The Amerigun Dream

President Obama has finally realized that Republicans and conservative voters will oppose anything that has his name on it.  Hence the late night comedian’s “man-on-the-street” interview revelation that some segments of the public hated “Obamacare” but loved the “Affordable Care Act.”

Anything proposed by Obama is scornfully dismissed, even if it would otherwise be perfectly acceptable.  A case in point is Supreme Court nominee Merrick Garland, who was mentioned by Republican judiciary guru Sen. Orrin Hatch as an example of a fine jurist worthy of the Court — except when Obama actually nominated him.

Other senators explicitly stated that they would be happy to consider Garland if he were nominated by the next President, but that he was persona non grata as Obama’s nominee.  Thus, the crucial question is not “who is the nominee?” but rather “who nominated the nominee?”

In contrast, Republicans in Congress, especially conservatives, have autonomic responses that cause them to support anything that promotes guns; they are not necessarily conscious of it.  Some would call it a knee-jerk reaction, but it is more like an itchy trigger finger response.
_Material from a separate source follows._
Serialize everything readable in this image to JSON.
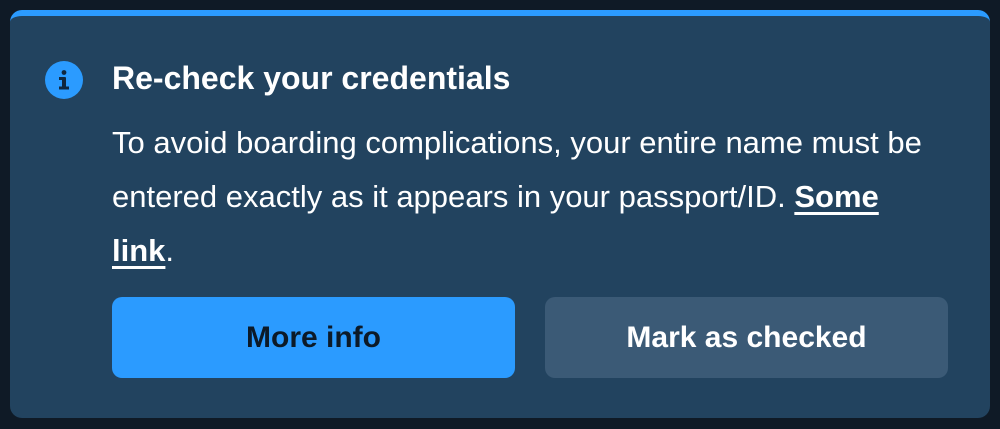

Obama’s advisors hope to capitalize on the second phenomenon as a means of surmounting the first one.  They are rolling out a strategy, dubbed Gunzilla, to harness the Second Amendment Fever gripping conservatives to overcome their viseral distrust of anything that comes from the President.  For instance, in seeking Senate meetings for the Supreme Court nominee, the Administration envoys now refer to him as “Merrick Gunland, a jurist of the highest caliber.”

Privately Obama’s operators gloat, “The nominee’s name alone now evokes, particularly among the Southern Senators, both ‘murica  and an unfettered land of guns — a bit of heaven here on earth!  We’re hearing a change of tune from the formerly entrenched opponents of the nomination: ‘Sure, I’ll be happy to meet with Mr. Gunland.  I am a firm supporter of the Second Amendment, and I bet he is too!'”

In the same vein, Obama’s strategy for closing Gitmo now emphasizes the fact that he would like to ship the remnants of “Guntanemo” to the United States, but he’s not sure exactly where.  Members of Congress who had staunchly opposed the transfer of terrorist prisoners to U.S. soil are now clamoring for their districts to be the alternative sites.  “Sign me up — I wanna git mo’ of that gun action for my constituents!”

The president has a broad-based strategy for rolling out other legislative proposals, when the Republican Congress has indicated that it will not entertain any new initiatives in the last year of his term.  All legislative communications will use the word “gnu” instead of “new.”  “It’s a sure way to get the dyslexic gun nuts behind our proposals!” one White House aide gushed.

Recent statements from the President, himself, evidence the new strategy: “I’ve always been a straight shooter, and I’m here to tell you, we’re not just gonna be handgun around the White House packing up our things for the next nine months,”  he said.  “No one should be rifling through their Rolodex, looking for their next job.  With less than a year left in this Administration, we’ve got to blast our agenda through Congress.  We can’t afford to be gun shy.  I want everyone to be locked and loaded.  We need to fire away, then reload, and fire away again.  We’ve got to stick to our guns and keep our eyes on the target, with a laser focus.  I will go ballistic if anybody fails to empty their clip.

“We’ve got to storm the Hill; if we run into any resistance, I want our responses be automatic — or at least semi-automatic.  We need everyone to adopt a rapid fire approach, coming out with guns blazing, giving them both barrels. I don’t care if we antagunize some folks in Congress.  We’ve got to stand our ground and defend our position.  And I know that I’ve got to lead by example.  As Harry Truman famously said, ‘The Buckshot’s Here.’

“There’ll be plenty of time after January 20th to kick back, relax, do some shots at the neighborhood bar, and ride shotgun on the way home.  I can even show off my most prized possession — the gun that they pried out of Charlton Heston’s cold, dead fingers!  But until then, we’ve got to keep slingin’  the lead — but not like they do in Flint — we’ll use flintlocks to prevent that.  Whatever it takes, we musket the job done!”